Fathimah enggan menarik kembali harta yang halal
dan warisannya yang bernilai milyaran itu, walaupun pada saat itu beliau butuh
beberapa dirham. Oleh karena itulah Allah menuliskan kekekalan nama bagi
dirinya (namanya tetap dikenang sampai saat ini –). Dan termasuklah kita saat
ini menyebutkan tentang harta bendanya yang melimpah dan ketinggian derajat
beliau, sedangkan kita sudah terpisah berabad-abad darinya. Semoga Allah
merahmati beliau dan meninggikan tingkatannya di surga kenikmatan.

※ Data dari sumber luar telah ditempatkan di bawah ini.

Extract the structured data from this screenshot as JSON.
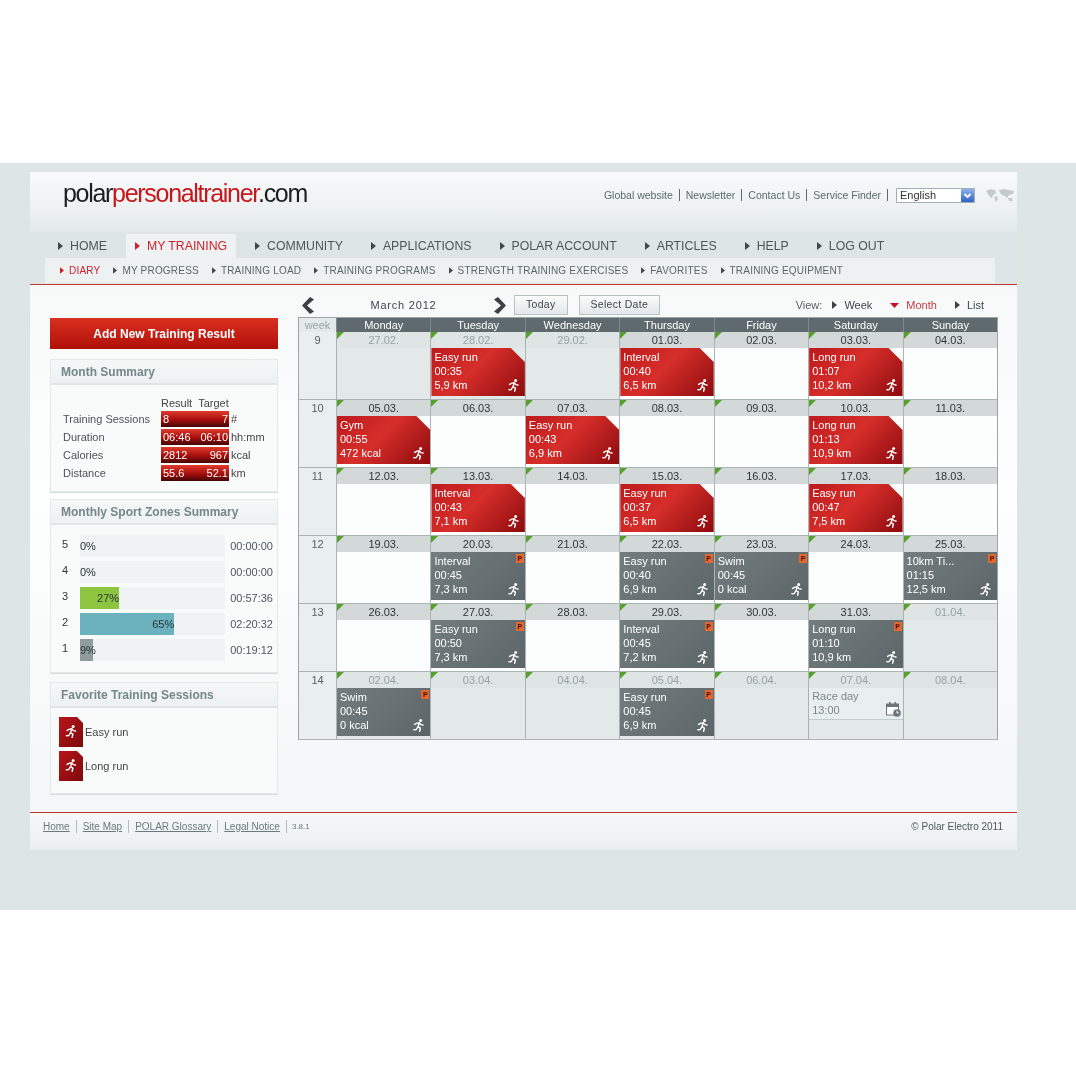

Kebahagiaan bukanlah dari kemewahan melainkan
kesederhanaan yang kita terima dengan penuh keridhoan. Seberapapun nilai
perhiasan dunia tidak akan mampu menjadi ukuran kebahagiaan, karena bahagia itu
nilai ukurnya ada di hati, maka penuhilah hatimu dengan kebutuhan-kebutuhan
hati. Hati yang secara istiqomah tersirami oleh kebaikan-kebaikan maka akan
tentramlah diri dan disitulah letak kebahagiaan. Seorang yang berkeluh-kesah atas rezeki yang diperolehnya, sesungguhnya
tengah berkeluh-kesah atas pembagian yang telah ditetapkan Rabb-nya.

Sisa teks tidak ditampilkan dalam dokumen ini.